# Caad9 RAW pics please



## Kabooby (Apr 24, 2005)

Was wondering anyone out there with the caad9 raw color would post a pic of their bike for myself and I'm sure others to see. I have seen one with Token wheels and it looks awesome. I am thinking about getting one but it's always nice to see what others have done to their pride and joy. Thanks.


----------



## manhattanproj (Jul 13, 2006)

check this thread


----------



## LeDomestique (Jan 17, 2007)

I take some new shots of mine on the weekend and post them here. In the meantime...check:

http://forums.roadbikereview.com/showthread.php?t=27038&page=12


----------



## Kabooby (Apr 24, 2005)

Thanks guys although I have seen these pics I appreciate the time and effort for your reply. I own a system 6 with an SRM and would like to have a lighter bike for hillier races/crits. I like the caad9 for its stiffness and handling. I love the system 6 but there are some races I would rather not risk that bike as it is my pride and joy. The caad9 would be my training, winter, get around bike and I have a pretty good deal lined up for one. Looking forward to getting it soon.


----------



## rlchriss (Jun 13, 2007)

Yeah. I have the same setup - CAAD9 crit racing; Sys. 6 longer crit races and long, long rides / races. 
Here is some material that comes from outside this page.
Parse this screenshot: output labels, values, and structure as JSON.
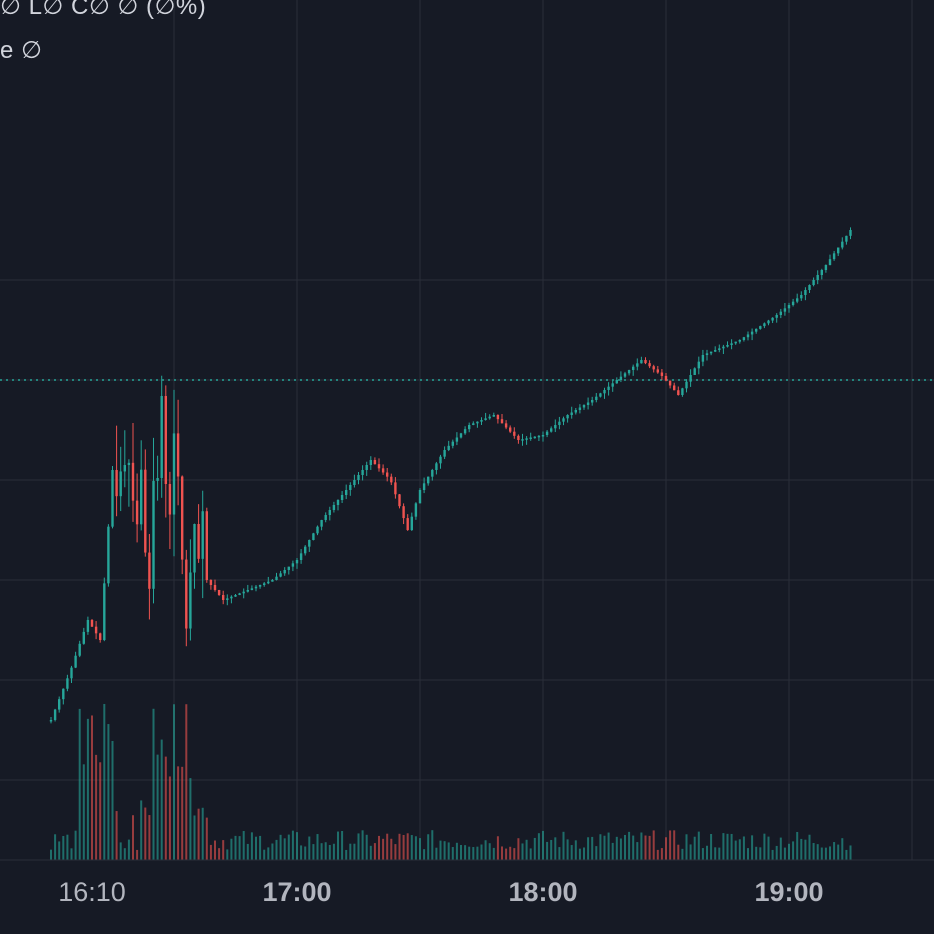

Wors out pretty well, but I don't think you're gonna get the CAAD 9 lighter than the Sys. 6. You'll need a full on carbon fork, Dura Ace or better components, etc.


----------



## Kabooby (Apr 24, 2005)

It will be complete D/Ace and ritchey components but without the weight of an SRM. Not trying to get it lighter as in 14-15 lbs but just don't want it to be heavier.


----------